After almost all the streets around Slotsholmen have been equipped with stormwater grates which lead the rainfall directly into the harbour during heavy rainfall, events with flooding have been prevented.
The project was decided in the winter of 2011-2012 after an intense cloudburst in July 2011. The utility company HOFOR began work in spring 2012, so that the first stage could be finished before the cloudburst season in the summer of 2012. Today, the project is almost completely finished. The remaining work has been planned in the investment budget for 2016. The solution has been tested. Neither the storm Bodil in 2013, nor the cloudburst in the summer of 2014 led to flooding of the area.
During the 2011 cloudburst, very large volumes of water collected in the area around Slotsholmen and flooded shops, hotels, restaurants and organisations, etc.
Stormwater from the city's streets naturally runs towards the harbour. Here, it was previously blocked by the quay walls protecting the city against seawater during high water levels. During the cloudburst in July 2011, the water could not run into the harbour and stood 0.5 to 1 meters high in natural depressions around Slotsholmen. The water also found its way into many buildings. Stormwater penetrated Holmens Kirke church, flooding the church floor, and the printing press in the national bank building also stood under water.
Stormwater grates have been installed along the sides of all streets leading down to the canal area around Slotsholmen. From here, the water is directed via underground drains down into an opening in the quay where the water can run out. The drains are covered with cast iron grates.

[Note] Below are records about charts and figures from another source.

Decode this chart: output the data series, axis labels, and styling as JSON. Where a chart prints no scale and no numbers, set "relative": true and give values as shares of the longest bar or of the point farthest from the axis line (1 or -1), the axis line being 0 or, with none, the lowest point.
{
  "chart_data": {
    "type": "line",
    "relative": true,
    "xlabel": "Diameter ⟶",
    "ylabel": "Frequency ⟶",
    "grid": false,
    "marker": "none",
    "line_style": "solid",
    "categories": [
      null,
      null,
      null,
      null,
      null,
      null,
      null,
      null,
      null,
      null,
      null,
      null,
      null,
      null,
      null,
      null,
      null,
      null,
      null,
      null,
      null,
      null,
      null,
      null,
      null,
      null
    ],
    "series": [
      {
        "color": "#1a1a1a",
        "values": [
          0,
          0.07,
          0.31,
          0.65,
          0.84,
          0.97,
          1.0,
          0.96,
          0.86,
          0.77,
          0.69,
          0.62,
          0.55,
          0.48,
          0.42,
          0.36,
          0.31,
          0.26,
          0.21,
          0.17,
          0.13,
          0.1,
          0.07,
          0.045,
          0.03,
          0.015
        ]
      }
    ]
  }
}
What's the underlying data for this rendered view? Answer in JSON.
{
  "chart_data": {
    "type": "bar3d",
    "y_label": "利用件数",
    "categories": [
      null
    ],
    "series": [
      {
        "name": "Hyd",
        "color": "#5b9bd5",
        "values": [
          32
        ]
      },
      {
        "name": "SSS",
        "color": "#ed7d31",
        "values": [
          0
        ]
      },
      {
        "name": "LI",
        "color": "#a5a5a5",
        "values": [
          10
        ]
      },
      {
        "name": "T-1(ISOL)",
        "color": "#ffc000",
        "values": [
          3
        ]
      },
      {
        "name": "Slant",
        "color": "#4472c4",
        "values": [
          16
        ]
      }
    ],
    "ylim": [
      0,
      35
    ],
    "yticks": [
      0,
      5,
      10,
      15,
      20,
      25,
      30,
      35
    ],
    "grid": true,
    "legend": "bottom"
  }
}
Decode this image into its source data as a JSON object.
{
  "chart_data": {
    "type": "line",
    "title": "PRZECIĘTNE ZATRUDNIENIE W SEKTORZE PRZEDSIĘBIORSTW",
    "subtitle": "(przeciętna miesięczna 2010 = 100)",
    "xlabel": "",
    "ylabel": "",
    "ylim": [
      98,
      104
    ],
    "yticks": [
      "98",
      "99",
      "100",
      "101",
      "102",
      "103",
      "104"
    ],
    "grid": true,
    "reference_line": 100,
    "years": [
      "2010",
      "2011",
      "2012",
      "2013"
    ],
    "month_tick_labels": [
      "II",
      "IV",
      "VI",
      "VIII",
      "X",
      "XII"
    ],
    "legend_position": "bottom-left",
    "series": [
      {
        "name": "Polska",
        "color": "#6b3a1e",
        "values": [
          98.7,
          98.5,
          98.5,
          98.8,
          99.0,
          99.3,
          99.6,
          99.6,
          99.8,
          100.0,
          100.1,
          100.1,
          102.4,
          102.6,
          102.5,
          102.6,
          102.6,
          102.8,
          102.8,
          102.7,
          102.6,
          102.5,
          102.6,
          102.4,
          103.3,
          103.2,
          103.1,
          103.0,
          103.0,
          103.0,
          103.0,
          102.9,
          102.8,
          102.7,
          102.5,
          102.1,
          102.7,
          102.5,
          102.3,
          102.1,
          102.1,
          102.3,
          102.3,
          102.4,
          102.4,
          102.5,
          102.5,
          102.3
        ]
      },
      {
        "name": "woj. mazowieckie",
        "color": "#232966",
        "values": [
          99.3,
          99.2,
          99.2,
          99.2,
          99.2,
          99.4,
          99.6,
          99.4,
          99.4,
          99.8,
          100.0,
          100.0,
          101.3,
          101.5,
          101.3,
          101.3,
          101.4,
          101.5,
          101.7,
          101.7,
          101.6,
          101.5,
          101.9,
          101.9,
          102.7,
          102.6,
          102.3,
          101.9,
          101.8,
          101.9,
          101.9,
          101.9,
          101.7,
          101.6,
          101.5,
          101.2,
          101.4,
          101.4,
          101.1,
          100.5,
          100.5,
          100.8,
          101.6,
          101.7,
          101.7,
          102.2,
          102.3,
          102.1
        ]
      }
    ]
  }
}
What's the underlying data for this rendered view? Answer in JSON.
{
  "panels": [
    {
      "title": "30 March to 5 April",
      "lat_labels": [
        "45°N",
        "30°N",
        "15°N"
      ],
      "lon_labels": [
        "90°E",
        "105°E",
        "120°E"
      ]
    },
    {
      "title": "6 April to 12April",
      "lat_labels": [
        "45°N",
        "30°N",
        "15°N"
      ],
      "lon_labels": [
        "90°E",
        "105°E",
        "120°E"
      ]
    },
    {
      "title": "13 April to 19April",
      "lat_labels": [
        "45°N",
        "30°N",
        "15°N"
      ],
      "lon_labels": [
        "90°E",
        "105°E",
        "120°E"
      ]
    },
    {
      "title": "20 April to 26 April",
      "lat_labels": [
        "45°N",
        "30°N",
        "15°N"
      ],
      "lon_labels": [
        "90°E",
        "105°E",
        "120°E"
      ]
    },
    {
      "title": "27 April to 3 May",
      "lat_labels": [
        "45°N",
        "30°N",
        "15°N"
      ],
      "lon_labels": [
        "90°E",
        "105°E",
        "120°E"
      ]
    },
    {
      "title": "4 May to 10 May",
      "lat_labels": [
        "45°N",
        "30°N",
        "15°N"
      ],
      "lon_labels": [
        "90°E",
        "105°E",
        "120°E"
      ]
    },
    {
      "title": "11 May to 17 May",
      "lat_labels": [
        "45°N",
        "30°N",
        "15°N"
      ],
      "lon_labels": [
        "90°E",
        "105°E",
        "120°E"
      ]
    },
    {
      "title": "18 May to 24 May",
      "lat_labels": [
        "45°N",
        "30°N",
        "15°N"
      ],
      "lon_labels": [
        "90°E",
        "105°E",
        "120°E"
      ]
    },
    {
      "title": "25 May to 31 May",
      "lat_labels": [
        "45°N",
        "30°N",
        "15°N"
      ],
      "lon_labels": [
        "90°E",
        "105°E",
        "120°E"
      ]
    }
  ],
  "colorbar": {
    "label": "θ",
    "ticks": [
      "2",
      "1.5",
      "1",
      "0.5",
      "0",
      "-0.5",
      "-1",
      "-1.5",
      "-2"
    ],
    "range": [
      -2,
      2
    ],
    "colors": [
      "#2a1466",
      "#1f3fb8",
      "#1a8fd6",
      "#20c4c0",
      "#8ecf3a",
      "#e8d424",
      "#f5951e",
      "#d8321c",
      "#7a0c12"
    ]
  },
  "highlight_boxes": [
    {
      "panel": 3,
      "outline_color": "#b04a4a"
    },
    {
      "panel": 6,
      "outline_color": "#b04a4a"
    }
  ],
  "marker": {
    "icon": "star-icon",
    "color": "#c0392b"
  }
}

At the outlet, there is a non-return flap valve, which ensures that the water can only run out and not in. During very high water levels, the valve shuts and protects the city from flooding from the sea. Each outlet drains an area of around 1 hectare and is dimensioned to cope with a massive rainfall event likely to occur less than every ten years. "Previously, water from the roads contained dirt from houses and animals. Water from the rooftops wasn't clean either, because the houses used to be coal-fired. Today, the stormwater from roads and rooftops is fairly clean, so leading it into the harbour is no longer problematic," said chief advisor at HOFOR, Jes Clauson-Kaas. The national bank building has been designed with the downpipes running inside the building. Rainwater from the roof used to run into the basement, where a pump pumped it up into the sewer. During heavy rainfall, the sewer ran full. Therefore, the water was pushed up into the street just beside the ramp leading down into the carpark basement, which was then flooded. This has now been changed. At the national bank, both surface water from the street and rooftop water from the building is now led directly out into the harbour. Each outlet can manage a rainfall event likely to occur less than every ten year. The installation has an expected lifetime of 75 years.
A technologically simple solution now protects businesses, banks, hotels and national treasures against huge losses in connection with flooding.
The solution reduces the load on the sewer system as rainwater from streets and rooftops is now directed into the harbour during cloudbursts. The treatment plant saves energy because water volumes in the sewer system have been reduced. When installing grates in the streets, the authorities took the opportunity to also renovate gas, water and district heating piping in the area, so that the need for additional excavation work in the years to come has been reduced.
It cost DKK 25 million to install the stormwater grates, outlets and non-return flap valves in the area around Slotsholmen.
The costs are included in the annual budget of the utilities company HOFOR, which is approved by the City of Copenhagen. The price of water paid by consumers is calculated on the basis of the annual budget. "The money is well invested when comparing the costs with the losses the city has incurred due to flooding," said chief advisor at HOFOR, Jes Clauson-Kaas.
Businesses in the area, local residents, owners of quay properties and the local water authorities have all been very keen to find an effective solution to the flooding.
The flood protection solution was projected by the utility company HOFOR, who is the project owner. The company has oversight of the project and is responsible for maintenance. Construction work was carried out by the two contractor and engineering companies, MT Højgaard and M.J. Eriksson. The work required a discharge permit, which was obtained without any problems. Furthermore, it required separate permits to establish the outlets in the quay. These had to be applied for from a number of different local and private property owners. There was no standard dictating the type of long stormwater grate to be used along the sides of the streets. HOFOR obtained a separate permit to establish these. A standard is currently being prepared, which will apply in the future.
The extraordinary flooding in 2011, which cost many millions of DKK, illustrated how vulnerable the area around Slotsholmen was to flooding during cloudbursts.
"The project received enormous backing. Everyone - both the authorities and private property owners - agreed that something had to be done and that it was in the city's best interest," said chief advisor in HOFOR, Jes Clauson-Kaas. The roadworks in the area did not cause problems to traffic beyond what could be expected and no budgets were exceeded.